Winter Park breaks ground on Seven Oaks Park, will seek performance space proposals

After the ceremony the City Commission held a work session and signaled it will ask developers to submit concepts for a piece of the park

By Beth Kassab

A crowd gathered Thursday morning under a tent to break ground at Seven Oaks Park surrounded by the namesake Live Oaks taking root along the perimeter of the wedge-shaped lot that comes to a point at Orange Avenue and Denning Drive.

“In the future you won’t need the tent, the trees will provide the shade,” said Larry Adams, principal at ACI Architecture, who designed the city’s newest park and has been involved in the concept from the start, creating the first set of blueprints pro bono.

A construction manager is expected to be chosen for the 2.4-acre project soon, Winter Park Mayor Phil Anderson said.

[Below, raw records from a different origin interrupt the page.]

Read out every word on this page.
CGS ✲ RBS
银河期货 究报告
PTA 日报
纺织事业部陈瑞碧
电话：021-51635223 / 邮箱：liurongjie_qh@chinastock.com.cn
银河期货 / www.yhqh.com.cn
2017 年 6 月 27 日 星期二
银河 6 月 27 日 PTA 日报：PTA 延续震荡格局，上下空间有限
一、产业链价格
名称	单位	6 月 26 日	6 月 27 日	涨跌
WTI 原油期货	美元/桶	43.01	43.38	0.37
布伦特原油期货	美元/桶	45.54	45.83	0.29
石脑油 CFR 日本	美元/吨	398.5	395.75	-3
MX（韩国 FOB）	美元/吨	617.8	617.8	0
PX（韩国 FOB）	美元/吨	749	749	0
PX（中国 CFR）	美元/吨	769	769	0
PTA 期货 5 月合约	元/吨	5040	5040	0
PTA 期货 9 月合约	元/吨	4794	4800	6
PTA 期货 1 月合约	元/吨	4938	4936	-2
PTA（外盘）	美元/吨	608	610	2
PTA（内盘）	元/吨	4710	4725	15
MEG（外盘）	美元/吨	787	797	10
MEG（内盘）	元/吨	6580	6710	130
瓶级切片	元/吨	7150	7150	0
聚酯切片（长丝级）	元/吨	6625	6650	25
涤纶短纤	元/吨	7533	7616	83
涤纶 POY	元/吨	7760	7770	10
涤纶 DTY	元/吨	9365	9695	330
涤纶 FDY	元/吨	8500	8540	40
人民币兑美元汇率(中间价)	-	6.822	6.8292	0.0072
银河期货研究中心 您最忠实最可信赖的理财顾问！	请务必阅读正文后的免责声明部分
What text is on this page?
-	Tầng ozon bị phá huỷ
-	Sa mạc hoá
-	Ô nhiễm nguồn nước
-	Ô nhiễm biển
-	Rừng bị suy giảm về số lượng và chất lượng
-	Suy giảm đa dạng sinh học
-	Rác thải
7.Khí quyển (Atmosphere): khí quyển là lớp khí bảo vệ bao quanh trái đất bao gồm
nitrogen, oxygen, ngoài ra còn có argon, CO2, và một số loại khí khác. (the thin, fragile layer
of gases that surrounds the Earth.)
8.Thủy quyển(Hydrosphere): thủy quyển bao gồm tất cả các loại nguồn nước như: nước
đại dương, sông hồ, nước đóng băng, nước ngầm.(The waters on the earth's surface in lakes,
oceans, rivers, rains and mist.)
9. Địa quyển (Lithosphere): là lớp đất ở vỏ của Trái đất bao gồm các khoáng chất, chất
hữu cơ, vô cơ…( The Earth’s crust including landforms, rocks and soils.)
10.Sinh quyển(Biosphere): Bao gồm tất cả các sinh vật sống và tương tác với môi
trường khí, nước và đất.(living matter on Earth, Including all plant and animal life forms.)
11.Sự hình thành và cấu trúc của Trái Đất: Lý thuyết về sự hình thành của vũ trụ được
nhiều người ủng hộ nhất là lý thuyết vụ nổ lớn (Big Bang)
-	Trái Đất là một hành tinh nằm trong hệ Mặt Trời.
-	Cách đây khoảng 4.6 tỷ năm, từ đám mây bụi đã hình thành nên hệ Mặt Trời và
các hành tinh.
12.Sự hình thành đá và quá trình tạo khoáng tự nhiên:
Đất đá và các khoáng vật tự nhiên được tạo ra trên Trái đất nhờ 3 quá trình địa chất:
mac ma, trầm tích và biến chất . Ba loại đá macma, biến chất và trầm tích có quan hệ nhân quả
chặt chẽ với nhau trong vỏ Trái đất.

Renderings call for the greenspace to become a community gathering spot that also helps link Mead Botanical Gardens with Martin Luther King Jr. Park.

Anderson called the park a “three-year work in progress” after delays brought by the pandemic and hurricanes and noted the mature oaks planted last year at the site formerly known as Progress Point are a “symbolic start to putting something in place that will last for generations.” Anderson said Seven Oaks Park is due to open in mid-2024.

In a nod to the city’s love of its tree canopy, Anderson declared April 13 “Arbor Day” for Winter Park, and the Urban Forestry department gave away trees to residents.

Steve Goldman, chairman of the Winter Park Land Trust, thanked city officials and others who helped shepherd the project along to provide a green refuge from concrete and traffic. “It takes a village,” said Goldman, who is also a founder and financial supporter of the Winter Park Voice.

  • Facebook
  • Twitter
  • reddit

Mayor Phil Anderson gives remarks at the groundbreaking for Seven Oaks Park.

Just hours later Anderson and city commissioners moved beyond symbolism to the nitty gritty of how they want a specific area of the park developed.

For months, Winter Parkers have debated whether the Winter Park Playhouse should move to Seven Oaks Park since its leaders announced the popular theater would lose its lease next year.

Commissioner Todd Weaver proposed a concept that called for the playhouse to be built above the parking lot at the new park along with solar panels.

That idea appeared to gain traction with commissioners, who agreed at the work session that they would soon formally vote on asking for proposals for performance spaces combined with a potential café or other uses in the airspace above the parking lot area.

Heather Alexander, founder and executive director of the playhouse, said she planned to submit a proposal. The building would be paid for by the playhouse and would not require public dollars, she said. But if the theater ever left the park, the building would belong to the city.